Quelques pistes méritent, par ailleurs, d'être explorées : Je souhaite d'abord que la vie des associations, au quotidien, soit simplifiée.
Par exemple, en faisant mieux connaître le chèque emploi associatif qui facilite les démarches de l'association employeur.
Il faut promouvoir le mécénat et le bénévolat de compétence dans notre pays parce que les associations ressentent aujourd'hui un besoin croissant d'expertise.
Certaines entreprises mettent, d'ores et déjà, leurs employés à la disposition des associations tout en continuant à les rémunérer. De même, elles favorisent l'engagement bénévole de leurs collaborateurs sur leur temps libre. Il conviendrait d'amplifier cette pratique.
J'aimerais, par ailleurs, promouvoir le label associatif, gage de transparence et de bonne gouvernance afin de donner les meilleures garanties aux donateurs et de conforter leur confiance.
Les relations financières entre les associations et les pouvoirs publics doivent être également confortées.
A cet égard, il serait souhaitable de développer l'évaluation, en lien avec l'Association française des trésoriers d'associations et la Compagnie des commissaires aux comptes.
Il est enfin nécessaire d'aider à une meilleure reconnaissance du rôle des associations
Je souhaite voir accrue la place des associations au sein du Conseil économique et social.
Dans le même esprit, la place des associations employeurs aux côtés des autres employeurs doit être mieux reconnue.
Je souhaite, enfin, pouvoir favoriser l'émergence d'une citoyenneté européenne par l'adoption d'un statut d'association européenne durant la présidence française de l'Union européenne.
Comme vous le voyez, les pistes de réflexions et les chantiers à ouvrir sont nombreux.
Le poids socio-économique grandissant du secteur associatif l'inscrit aujourd'hui très directement parmi les enjeux de la révision générale des politiques publiques.

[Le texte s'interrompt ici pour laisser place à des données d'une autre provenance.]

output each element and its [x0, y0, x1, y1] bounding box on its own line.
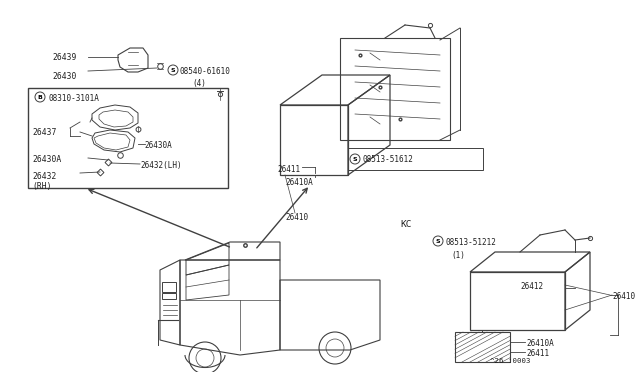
Text: 26411: 26411	[277, 165, 300, 174]
Text: 26410A: 26410A	[285, 178, 313, 187]
Text: ^26 :0003: ^26 :0003	[490, 358, 531, 364]
Text: (4): (4)	[192, 79, 206, 88]
Text: 08310-3101A: 08310-3101A	[48, 94, 99, 103]
Bar	[162, 293, 176, 299]
Text: 08513-51212: 08513-51212	[446, 238, 497, 247]
Text: S: S	[171, 67, 175, 73]
Text: 26410: 26410	[612, 292, 635, 301]
Text: 26412: 26412	[520, 282, 543, 291]
Text: (RH): (RH)	[32, 182, 51, 191]
Circle shape	[350, 154, 360, 164]
Text: 08540-61610: 08540-61610	[180, 67, 231, 76]
Text: S: S	[436, 238, 440, 244]
Text: 26432: 26432	[32, 172, 56, 181]
Circle shape	[433, 236, 443, 246]
Bar	[28, 88, 228, 188]
Text: 26430A: 26430A	[32, 155, 61, 164]
Text: 26430: 26430	[52, 72, 76, 81]
Text: 26410: 26410	[285, 213, 308, 222]
Text: B: B	[38, 94, 42, 99]
Text: 26432(LH): 26432(LH)	[140, 161, 182, 170]
Text: 26410A: 26410A	[526, 339, 554, 348]
Text: 26430A: 26430A	[144, 141, 172, 150]
Text: 26439: 26439	[52, 53, 76, 62]
Text: S: S	[353, 157, 357, 161]
Text: 26411: 26411	[526, 349, 549, 358]
Circle shape	[35, 92, 45, 102]
Text: 26437: 26437	[32, 128, 56, 137]
Bar	[348, 148, 483, 170]
Text: (1): (1)	[451, 251, 465, 260]
Text: 08513-51612: 08513-51612	[363, 155, 414, 164]
Circle shape	[168, 65, 178, 75]
Bar	[470, 272, 565, 330]
Bar	[162, 282, 176, 292]
Text: KC: KC	[400, 220, 412, 229]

Investies dans des secteurs très divers, touchant au plus près nos concitoyens, les associations, avec un budget cumulé de près de soixante milliards d'euros représentent près de deux millions d'emplois salariés et mobilisent le travail de quatorze millions de bénévoles.
Les associations ont tissé avec l'Etat des liens nombreux et complexes. Aussi, j'ai demandé à un haut fonctionnaire d'analyser les relations qu'entretient la puissance publique avec le monde associatif.
J'étudierai avec la plus grande attention les conclusions de ce rapport qui ne saurait prendre forme sans bénéficier de votre précieuse contribution.
Je n'ai d'autres soucis, vous l'aurez compris, que de donner au monde associatif les moyens de son développement pour que l'élan spontanément engagé puisse connaître un plus grand essor.